Na czym polega jazda na suwak?
Wprowadzenie obowiązku jazdy na suwak miała raz na zawsze rozwiązać problem zatorów na drogach i kierowców, którzy nie potrafią się w obliczu takich zatorów zachować. Korzystanie z dwóch lub więcej pasów ruchu aż do ich zakończenia i bezproblemowe wpuszczanie pojazdów z innego pasa (przy zachowaniu zasady jeden na jeden) teoretycznie prowadzi do upłynnienia ruchu i ogranicza występowanie korków.

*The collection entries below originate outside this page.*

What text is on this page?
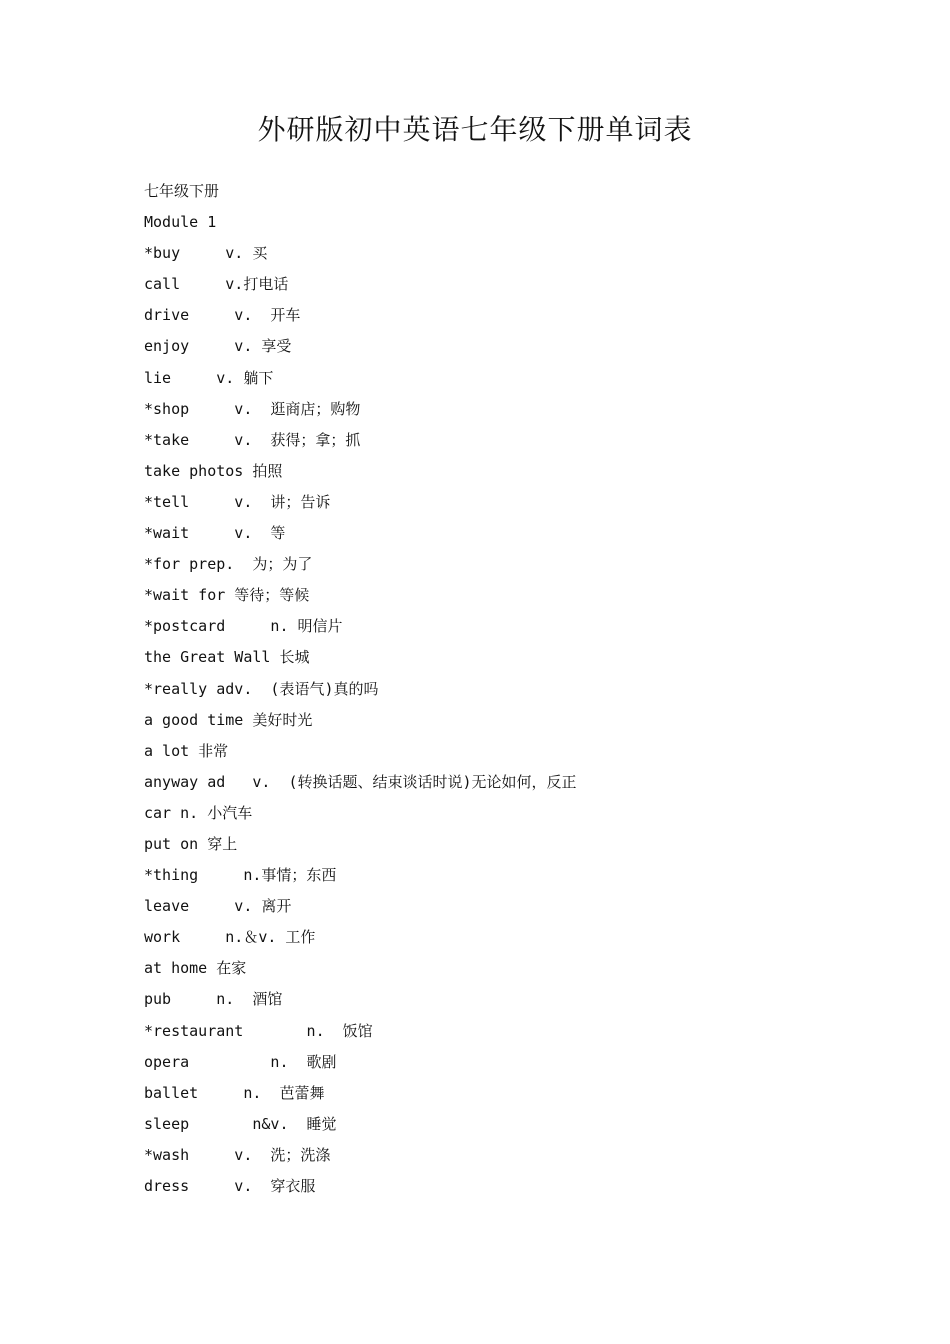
外研版初中英语七年级下册单词表
七年级下册
Module 1
*buy     v. 买
call     v.打电话
drive     v.  开车
enjoy     v. 享受
lie     v. 躺下
*shop     v.  逛商店；购物
*take     v.  获得；拿；抓
take photos 拍照
*tell     v.  讲；告诉
*wait     v.  等
*for prep.  为；为了
*wait for 等待；等候
*postcard     n. 明信片
the Great Wall 长城
*really adv.  (表语气)真的吗
a good time 美好时光
a lot 非常
anyway ad   v.  (转换话题、结束谈话时说)无论如何，反正
car n. 小汽车
put on 穿上
*thing     n.事情；东西
leave     v. 离开
work     n.＆v. 工作
at home 在家
pub     n.  酒馆
*restaurant       n.  饭馆
opera         n.  歌剧
ballet     n.  芭蕾舞
sleep       n&v.  睡觉
*wash     v.  洗；洗涤
dress     v.  穿衣服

Nie wszyscy sobie jednak z takim obowiązkiem radzą.
Jazda na suwak została określona w art. 22 kodeksu ruchu drogowego (a konkretnie w art. 22 ust. 4a i 4b), które stanowią, że:
Jazda na suwak przy dwóch i trzech pasach ruchu
Chociaż z opisu kodeksowego można wywnioskować, że jazda na suwak jest naprawdę skomplikowanym przedsięwzięciem, w praktyce jest naprawdę prosta – wystarczy wykazać się odrobiną cierpliwości, zdrowego rozsądku i kultury jazdy (i nie narzekać w duchu, że wybrało się nieprawidłowy pas, gdyż zasadniczo różnice czasowe wynoszą raptem kilka minut – przy jeździe na suwak nie ma pasa „szybszego” i „wolniejszego”).
Krótko mówiąc – jeździć na suwak trzeba zawsze, gdy poruszamy się po drodze kilkupasmowej, która z jakiegoś powodu się zwęża (czy to droga trzypasmowa przechodzi w dwupasmową, czy też ze względu na trwające roboty drogowe, bądź przeszkodę znajdującą się na jednym pasie, nagle dochodzi do zwężenia). Aby jazda na suwak była konieczna, musi również dojść do znacznego zmniejszenia prędkości (krótko mówiąc musi pojawić się przynajmniej drobny korek).
Aby hołdować przepisom kodeksu drogowe w tym zakresie, wystarczy (znajdując się na pasie, który nie zanika, ani też nie znajduje się na nim przeszkoda) tuż przed zwężeniem wpuścić jeden (nie dwa, nie trzy, a tylko jeden) samochód z pasa, na którym nie ma możliwości kontynuacji jazdy. Jeżeli więc poruszamy się drogą dwupasmową, a na jednym pasie trwają prace drogowe, zanim wjedziemy na teren, gdzie ruch odbywa się tylko jednym pasem, należy wpuścić na swój pas ruchu samochód, który nie może kontynuować jazdy swoim.
Nieco inaczej wygląda sytuacja przy drodze trzypasmowej. Jeżeli poruszamy się pasem środkowym, na którym nie ma przeszkód, a pozostałe dwa pasy zanikają (lub są na nich przeszkody) musimy wpuścić przed siebie po jednym samochodzie z każdej strony. Z tym że samochód znajdujący się po prawej ma pierwszeństwo przed tym, który znajduje się z lewej strony samochodu wpuszczającego.
Jazda na suwak nie obowiązuje przy pasach rozbiegowych i gdy nie ma zwężenia jezdni
Co bardzo istotne, jazda na suwak jest obowiązkiem tylko i wyłącznie w sytuacji, gdy znajdujemy się w warunkach znacznego zmniejszenia prędkości. Oznacza to, że jeżeli poruszamy się na przykład drogą ekspresową z normalną prędkością, nie mamy obowiązku ustąpienia pierwszeństwa samochodom, które znajdują się na pasie rozbiegowym (ponieważ nie dochodzi do znacznego spowolnienia jazdy). Zmiana pasa ruchu na lewy, aby kierowcy mogli się bezproblemowo włączyć, jest więc kurtuazją, a nie obowiązkiem.
Z kolei w dużych miastach w godzinach szczytu, gdy występują korki, jazda na suwak również nie jest obowiązkiem. Oznacza to więc, że nawet przy spowolnieniu ruchu, jeżeli żaden pas nie zanika i wszystkie są przejezdne, nie ma obowiązku wpuszczania przed siebie innych samochodów, które chcą pas ruchu zmienić. Znów przepuszczenie osoby, która chce na przykład dostać się do pasa zjazdowego, jest czystą kurtuazją (i działaniem pożądanym z perspektywy płynności ruchu).